How to decrease soft tissue dissection and link the osteotomy lines performed through posterior and anterior approaches is difficult [28]. In our protocol, we chose to create a landmark, a drilled hole, on the internal face of the pelvic terminalis by a 3.0 bone pin from the posterior end during the ischial cut. When the iliac osteotomy starts, the drilled hole is easily identified by instruments such as forceps, which would clearly guide the end of the cut line and avoid unnecessary deep soft tissue dissection. Thus, the bone cut was precisely linked, and the blood loss was minimized. Even though multiple incisions were adopted in WCH PAO, the bleeding amount of the current minimally invasive method was not as high as that of the Bernese method [25]. The bleeding of cases in our cohort is comparable with other reported minimally invasive methods. Taking into account that this is a preliminary report of the first 34 cases of a new surgical method, blood loss may further decrease in the future.

Although PAO is a minimally invasive method, the mobility of CAFs is sufficient to reach a satisfactory position.
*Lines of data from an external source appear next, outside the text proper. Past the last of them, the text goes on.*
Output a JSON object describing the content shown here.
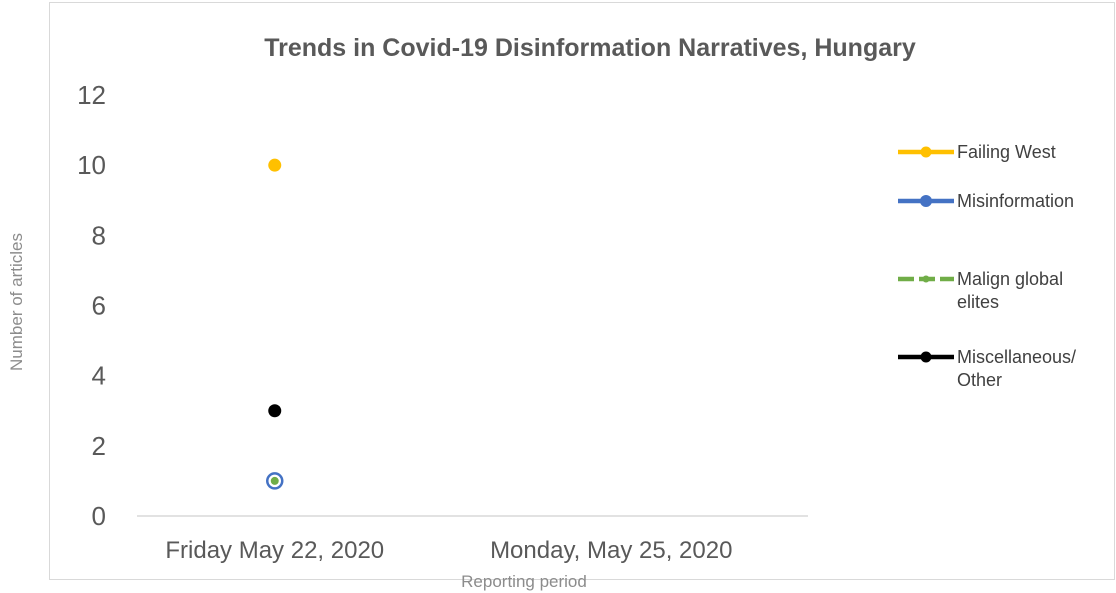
{
  "chart_data": {
    "type": "scatter",
    "title": "Trends in Covid-19 Disinformation Narratives, Hungary",
    "xlabel": "Reporting period",
    "ylabel": "Number of articles",
    "categories": [
      "Friday May 22, 2020",
      "Monday, May 25, 2020"
    ],
    "ylim": [
      0,
      12
    ],
    "yticks": [
      0,
      2,
      4,
      6,
      8,
      10,
      12
    ],
    "grid": false,
    "legend_position": "right",
    "series": [
      {
        "name": "Failing West",
        "label_lines": [
          "Failing West"
        ],
        "color": "#ffc000",
        "marker": "dot",
        "line": "solid",
        "values": [
          10,
          null
        ]
      },
      {
        "name": "Misinformation",
        "label_lines": [
          "Misinformation"
        ],
        "color": "#4472c4",
        "marker": "dot-large",
        "line": "solid",
        "values": [
          1,
          null
        ]
      },
      {
        "name": "Malign global elites",
        "label_lines": [
          "Malign global",
          "elites"
        ],
        "color": "#70ad47",
        "marker": "dot-small",
        "line": "dashed",
        "values": [
          1,
          null
        ]
      },
      {
        "name": "Miscellaneous/ Other",
        "label_lines": [
          "Miscellaneous/",
          "Other"
        ],
        "color": "#000000",
        "marker": "dot",
        "line": "solid",
        "values": [
          3,
          null
        ]
      }
    ]
  }
}
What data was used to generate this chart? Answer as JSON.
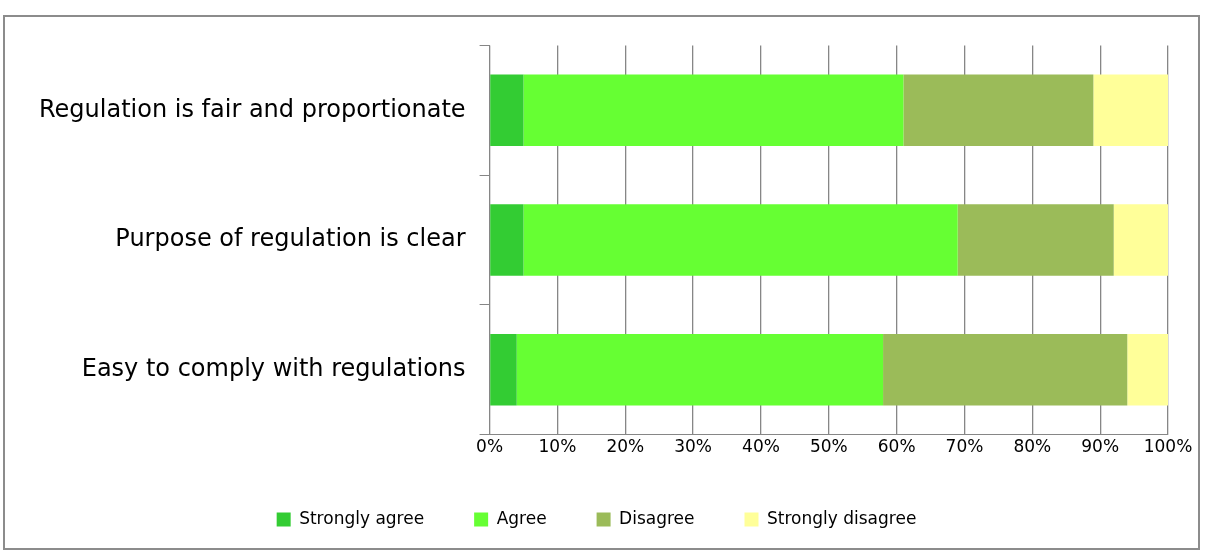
{
  "chart_data": {
    "type": "bar",
    "orientation": "horizontal",
    "stacked": true,
    "categories": [
      "Regulation is fair and proportionate",
      "Purpose of regulation is clear",
      "Easy to comply with regulations"
    ],
    "series": [
      {
        "name": "Strongly agree",
        "color": "#33cc33",
        "values": [
          5,
          5,
          4
        ]
      },
      {
        "name": "Agree",
        "color": "#66ff33",
        "values": [
          56,
          64,
          54
        ]
      },
      {
        "name": "Disagree",
        "color": "#9bbb59",
        "values": [
          28,
          23,
          36
        ]
      },
      {
        "name": "Strongly disagree",
        "color": "#ffff99",
        "values": [
          11,
          8,
          6
        ]
      }
    ],
    "xlim": [
      0,
      100
    ],
    "xticks": [
      {
        "value": 0,
        "label": "0%"
      },
      {
        "value": 10,
        "label": "10%"
      },
      {
        "value": 20,
        "label": "20%"
      },
      {
        "value": 30,
        "label": "30%"
      },
      {
        "value": 40,
        "label": "40%"
      },
      {
        "value": 50,
        "label": "50%"
      },
      {
        "value": 60,
        "label": "60%"
      },
      {
        "value": 70,
        "label": "70%"
      },
      {
        "value": 80,
        "label": "80%"
      },
      {
        "value": 90,
        "label": "90%"
      },
      {
        "value": 100,
        "label": "100%"
      }
    ],
    "grid": "x",
    "legend": "bottom"
  }
}
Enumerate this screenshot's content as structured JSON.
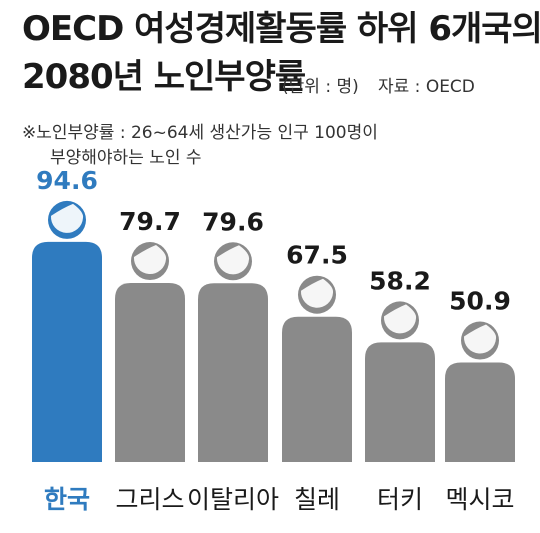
{
  "title_line1": "OECD 여성경제활동률 하위 6개국의",
  "title_line2": "2080년 노인부양률",
  "unit": "(단위 : 명)",
  "source": "자료 : OECD",
  "note_line1": "※노인부양률 : 26~64세 생산가능 인구 100명이",
  "note_line2": "부양해야하는 노인 수",
  "colors": {
    "highlight": "#2f7bbf",
    "normal": "#8a8a8a",
    "text": "#1a1a1a"
  },
  "chart_data": {
    "type": "bar",
    "categories": [
      "한국",
      "그리스",
      "이탈리아",
      "칠레",
      "터키",
      "멕시코"
    ],
    "values": [
      94.6,
      79.7,
      79.6,
      67.5,
      58.2,
      50.9
    ],
    "value_labels": [
      "94.6",
      "79.7",
      "79.6",
      "67.5",
      "58.2",
      "50.9"
    ],
    "highlight_index": 0
  }
}
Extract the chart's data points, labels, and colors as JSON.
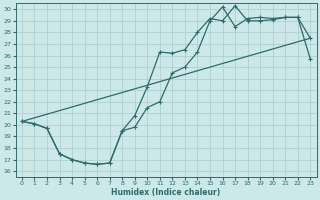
{
  "xlabel": "Humidex (Indice chaleur)",
  "bg_color": "#cce8e8",
  "line_color": "#2e6b6b",
  "grid_color": "#aacccc",
  "xlim": [
    -0.5,
    23.5
  ],
  "ylim": [
    15.5,
    30.5
  ],
  "xticks": [
    0,
    1,
    2,
    3,
    4,
    5,
    6,
    7,
    8,
    9,
    10,
    11,
    12,
    13,
    14,
    15,
    16,
    17,
    18,
    19,
    20,
    21,
    22,
    23
  ],
  "yticks": [
    16,
    17,
    18,
    19,
    20,
    21,
    22,
    23,
    24,
    25,
    26,
    27,
    28,
    29,
    30
  ],
  "line1_x": [
    0,
    1,
    2,
    3,
    4,
    5,
    6,
    7,
    8,
    9,
    10,
    11,
    12,
    13,
    14,
    15,
    16,
    17,
    18,
    19,
    20,
    21,
    22,
    23
  ],
  "line1_y": [
    20.3,
    20.1,
    19.7,
    17.5,
    17.0,
    16.7,
    16.6,
    16.7,
    19.5,
    19.8,
    21.5,
    22.0,
    24.5,
    25.0,
    26.3,
    29.0,
    30.2,
    28.5,
    29.2,
    29.3,
    29.2,
    29.3,
    29.3,
    25.7
  ],
  "line2_x": [
    0,
    1,
    2,
    3,
    4,
    5,
    6,
    7,
    8,
    9,
    10,
    11,
    12,
    13,
    14,
    15,
    16,
    17,
    18,
    19,
    20,
    21,
    22,
    23
  ],
  "line2_y": [
    20.3,
    20.1,
    19.7,
    17.5,
    17.0,
    16.7,
    16.6,
    16.7,
    19.5,
    20.8,
    23.3,
    26.3,
    26.2,
    26.5,
    28.0,
    29.2,
    29.0,
    30.3,
    29.0,
    29.0,
    29.1,
    29.3,
    29.3,
    27.5
  ],
  "line3_x": [
    0,
    23
  ],
  "line3_y": [
    20.3,
    27.5
  ]
}
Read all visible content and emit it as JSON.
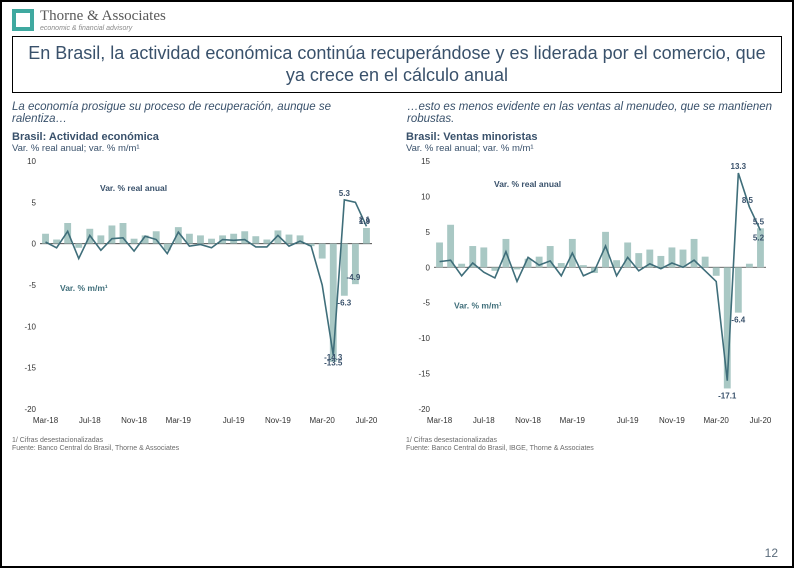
{
  "logo": {
    "name": "Thorne & Associates",
    "tagline": "economic & financial advisory"
  },
  "title": "En Brasil, la actividad económica continúa recuperándose y es liderada por el comercio, que ya crece en el cálculo anual",
  "subheads": {
    "left": "La economía prosigue su proceso de recuperación, aunque se ralentiza…",
    "right": "…esto es menos evidente en las ventas al menudeo, que se mantienen robustas."
  },
  "chart_left": {
    "type": "bar+line",
    "title": "Brasil: Actividad económica",
    "subtitle": "Var. % real anual; var. % m/m¹",
    "y_min": -20,
    "y_max": 10,
    "y_step": 5,
    "x_labels": [
      "Mar-18",
      "Jul-18",
      "Nov-18",
      "Mar-19",
      "Jul-19",
      "Nov-19",
      "Mar-20",
      "Jul-20"
    ],
    "bar_color": "#a9c8c4",
    "line_color": "#3f6e7a",
    "label_color": "#39516b",
    "text_color": "#39516b",
    "series_bar_label": "Var. % real anual",
    "series_line_label": "Var. % m/m¹",
    "bars": [
      1.2,
      0.5,
      2.5,
      -0.5,
      1.8,
      1.0,
      2.2,
      2.5,
      0.6,
      1.0,
      1.5,
      -0.8,
      2.0,
      1.2,
      1.0,
      0.6,
      1.0,
      1.2,
      1.5,
      0.9,
      0.5,
      1.6,
      1.1,
      1.0,
      -0.3,
      -1.8,
      -14.3,
      -6.3,
      -4.9,
      1.9
    ],
    "line": [
      0.2,
      -0.5,
      1.5,
      -1.8,
      1.0,
      -0.8,
      0.6,
      0.7,
      -0.9,
      0.9,
      0.5,
      -1.2,
      1.4,
      -0.3,
      -0.1,
      -0.5,
      0.5,
      0.4,
      0.5,
      -0.4,
      -0.4,
      1.0,
      -0.3,
      0.3,
      -0.3,
      -5.0,
      -13.5,
      5.3,
      5.0,
      2.1
    ],
    "value_tags": [
      {
        "i": 26,
        "v": -14.3,
        "series": "bar",
        "dy": -2
      },
      {
        "i": 26,
        "v": -13.5,
        "series": "line",
        "dy": 10
      },
      {
        "i": 27,
        "v": -6.3,
        "series": "bar",
        "dy": 10
      },
      {
        "i": 27,
        "v": 5.3,
        "series": "line",
        "dy": -4
      },
      {
        "i": 28,
        "v": -4.9,
        "series": "bar",
        "dy": -4
      },
      {
        "i": 29,
        "v": 1.9,
        "series": "bar",
        "dy": -4
      },
      {
        "i": 29,
        "v": 2.1,
        "series": "line",
        "dy": -4
      }
    ],
    "footnote": "1/ Cifras desestacionalizadas\nFuente: Banco Central do Brasil, Thorne & Associates"
  },
  "chart_right": {
    "type": "bar+line",
    "title": "Brasil: Ventas minoristas",
    "subtitle": "Var. % real anual; var. % m/m¹",
    "y_min": -20,
    "y_max": 15,
    "y_step": 5,
    "x_labels": [
      "Mar-18",
      "Jul-18",
      "Nov-18",
      "Mar-19",
      "Jul-19",
      "Nov-19",
      "Mar-20",
      "Jul-20"
    ],
    "bar_color": "#a9c8c4",
    "line_color": "#3f6e7a",
    "label_color": "#39516b",
    "text_color": "#39516b",
    "series_bar_label": "Var. % real anual",
    "series_line_label": "Var. % m/m¹",
    "bars": [
      3.5,
      6.0,
      0.5,
      3.0,
      2.8,
      -0.5,
      4.0,
      -0.3,
      1.2,
      1.5,
      3.0,
      0.6,
      4.0,
      0.3,
      -0.8,
      5.0,
      1.0,
      3.5,
      2.0,
      2.5,
      1.6,
      2.8,
      2.5,
      4.0,
      1.5,
      -1.2,
      -17.1,
      -6.4,
      0.5,
      5.5
    ],
    "line": [
      0.8,
      1.0,
      -1.2,
      0.6,
      -0.7,
      -1.5,
      2.2,
      -2.0,
      1.4,
      0.3,
      0.9,
      -1.2,
      2.0,
      -1.2,
      -0.5,
      3.0,
      -1.2,
      1.4,
      -0.5,
      0.5,
      -0.2,
      0.6,
      0.0,
      1.0,
      -0.5,
      -2.0,
      -16.0,
      13.3,
      8.5,
      5.2
    ],
    "value_tags": [
      {
        "i": 26,
        "v": -17.1,
        "series": "bar",
        "dy": 10
      },
      {
        "i": 27,
        "v": -6.4,
        "series": "bar",
        "dy": 10
      },
      {
        "i": 27,
        "v": 13.3,
        "series": "line",
        "dy": -4
      },
      {
        "i": 28,
        "v": 8.5,
        "series": "line",
        "dy": -4
      },
      {
        "i": 29,
        "v": 5.5,
        "series": "bar",
        "dy": -4
      },
      {
        "i": 29,
        "v": 5.2,
        "series": "line",
        "dy": 10
      }
    ],
    "footnote": "1/ Cifras desestacionalizadas\nFuente: Banco Central do Brasil, IBGE, Thorne & Associates"
  },
  "page_number": "12"
}
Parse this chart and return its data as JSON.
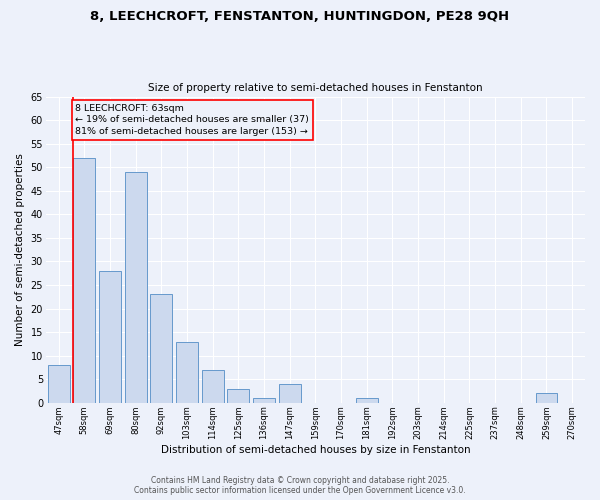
{
  "title1": "8, LEECHCROFT, FENSTANTON, HUNTINGDON, PE28 9QH",
  "title2": "Size of property relative to semi-detached houses in Fenstanton",
  "xlabel": "Distribution of semi-detached houses by size in Fenstanton",
  "ylabel": "Number of semi-detached properties",
  "categories": [
    "47sqm",
    "58sqm",
    "69sqm",
    "80sqm",
    "92sqm",
    "103sqm",
    "114sqm",
    "125sqm",
    "136sqm",
    "147sqm",
    "159sqm",
    "170sqm",
    "181sqm",
    "192sqm",
    "203sqm",
    "214sqm",
    "225sqm",
    "237sqm",
    "248sqm",
    "259sqm",
    "270sqm"
  ],
  "values": [
    8,
    52,
    28,
    49,
    23,
    13,
    7,
    3,
    1,
    4,
    0,
    0,
    1,
    0,
    0,
    0,
    0,
    0,
    0,
    2,
    0
  ],
  "bar_color": "#ccd9ee",
  "bar_edge_color": "#6699cc",
  "red_line_bar_index": 1,
  "annotation_title": "8 LEECHCROFT: 63sqm",
  "annotation_line1": "← 19% of semi-detached houses are smaller (37)",
  "annotation_line2": "81% of semi-detached houses are larger (153) →",
  "ylim": [
    0,
    65
  ],
  "yticks": [
    0,
    5,
    10,
    15,
    20,
    25,
    30,
    35,
    40,
    45,
    50,
    55,
    60,
    65
  ],
  "bg_color": "#edf1fa",
  "grid_color": "#ffffff",
  "footer1": "Contains HM Land Registry data © Crown copyright and database right 2025.",
  "footer2": "Contains public sector information licensed under the Open Government Licence v3.0."
}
The efficiency of acetabulum reorientation was proven by the comparison of pelvic angles before and after PAO. The post-operative LECA and AI were significantly adjusted to a normal range, which indicates that minimally invasive surgery would not hamper joint displacement and fixation.

Here, we present a WCH PAO that is minimally simple and invasive. The bleeding of early results was much less than that of the classic method. Furthermore, this simple and minimally invasive WCH PAO method is characterized by much less soft tissue dissection, whole-procedure osteotomies, and visible nerve protection.

The study still had some limitations. First, a small sample size and one surgeon were included in this study. A larger sample size study consisting of multiple doctors is necessary. Second, the follow-up time was short. As numerous postoperative complications occur a long time after index surgery, mid- and long-term follow-up studies are needed. Third, inherent limitations of the study included the possibility of information bias and the lack of a control group (other PAO techniques). In addition, all of the procedures were performed by the same senior surgeon, so it is unclear whether other surgeons would have achieved similar results.